For the fans it began with this tweet: “1.5 years in the making, it is finally out. Looking forward to hearing what you think.” Within a day it had more than a million views. Not bad for a self-initiated side project. Dan Trachtenberg’s short film No Escape translates Valve Corporation’s critically acclaimed Portal video game series into a live-action short. So what separates No Escape from other video-game inspired films and shorts? The game itself.
Just ahead of the 2007 holiday shopping season, Valve Corporation released a quirky first-person puzzle game titled Portal. This second-string title, originally released only as part of a bundle with other stocking-stuffer titles, became the little game that could—garnering critical acclaim and a cult following. The success lead to a sequel, released earlier this year.
If you’ve not played Portal, the orientation video below will explain the core of the game in thirty seconds. (The remaining two minutes afterward are just … cake.) It’s a puzzle game that revolves around the idea that you can create wormholes between one surface and another, entirely separate surface. This idea certainly isn’t new.
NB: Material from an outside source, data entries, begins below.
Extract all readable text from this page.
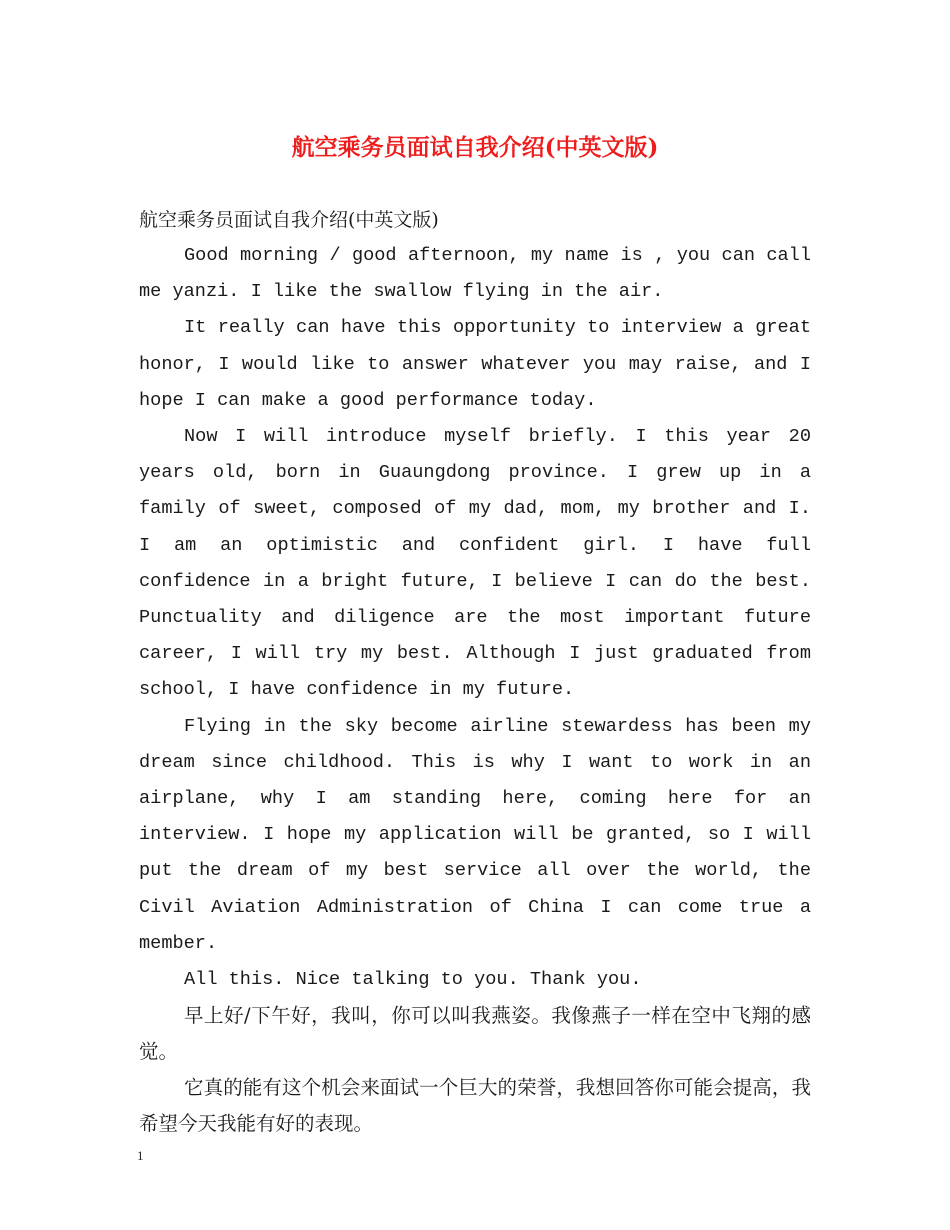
航空乘务员面试自我介绍(中英文版)

航空乘务员面试自我介绍(中英文版)

Good morning / good afternoon, my name is , you can call me yanzi. I like the swallow flying in the air.

It really can have this opportunity to interview a great honor, I would like to answer whatever you may raise, and I hope I can make a good performance today.

Now I will introduce myself briefly. I this year 20 years old, born in Guaungdong province. I grew up in a family of sweet, composed of my dad, mom, my brother and I. I am an optimistic and confident girl. I have full confidence in a bright future, I believe I can do the best. Punctuality and diligence are the most important future career, I will try my best. Although I just graduated from school, I have confidence in my future.

Flying in the sky become airline stewardess has been my dream since childhood. This is why I want to work in an airplane, why I am standing here, coming here for an interview. I hope my application will be granted, so I will put the dream of my best service all over the world, the Civil Aviation Administration of China I can come true a member.

All this. Nice talking to you. Thank you.

早上好/下午好，我叫，你可以叫我燕姿。我像燕子一样在空中飞翔的感觉。

它真的能有这个机会来面试一个巨大的荣誉，我想回答你可能会提高，我希望今天我能有好的表现。

1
We all remember tunneling down green pipes in Super Mario Bros. to be transported to new realms (see below). And in the first-person shooter genre teleporters and the like are also fairly commonplace. But Portal beats all by taking this simple idea and making it the very core of the game. Each puzzle in Portal only makes sense in the context of portals. Portals are an axiom from which the entire puzzle game is built.
Jonathan Blow’s Design Reboot lecture from the Montreal Games Summit in 2007 speaks in great length about this sort of bottom-up game design and its enormous design value. (Unfortunately Blow’s lecture was not videotaped, but a video of the slides and text is available here.)
So the puzzle design is great. But what puts Portal over the top is its sharp character writing. Zero Punctuation’s review of Valve's Orange Box yields this synopsis: “I went in expecting a slew of interesting portal-based puzzles and that’s exactly what I got. But what I wasn’t expecting was some of the funniest pitch black humor I’ve ever heard in a game.” While Trachtenberg’s No Escape is faithful to Portal’s physics (and therefore exciting) it unfortunately looses the dark humor of the game’s protagonist GLaDOS who is conspicuously absent. If No Escape does blossom into a big-budget studio flick I do hope Portal’s original deadpan sensibilities makes the cut.
I’d be doing Portal fans a disservice if I didn’t mention Jonathan Coulton’s finale sing-alongs Still Alive and Want You Gone from Portal 1 and 2 respectively. These eccentric end credits are sung by GLaDOS as the lyrics and game colophon are printed to screen in the context of an old text-based terminal. (Your humble narrator’s been questioned about which came first: Portal or a particular other music video. The answer is that particular other music video came first by more than two years.)
No Escape is a titillating preview of what might be waiting for us down the road. Dan, if your little dream grows up to become the real deal please do include that pitch black humor. And I’m sure you’ve already realized that if your feature length film doesn’t end with a GLaDOS / Jonathan Coulton sing-along the fans will riot. So… Summer 2013, then?
P.S. Yes, that’s Dan’s birth date “hidden” in the camera’s timecode. If you enjoyed No Escape you may also find Shane Carruth’s Primer palatable.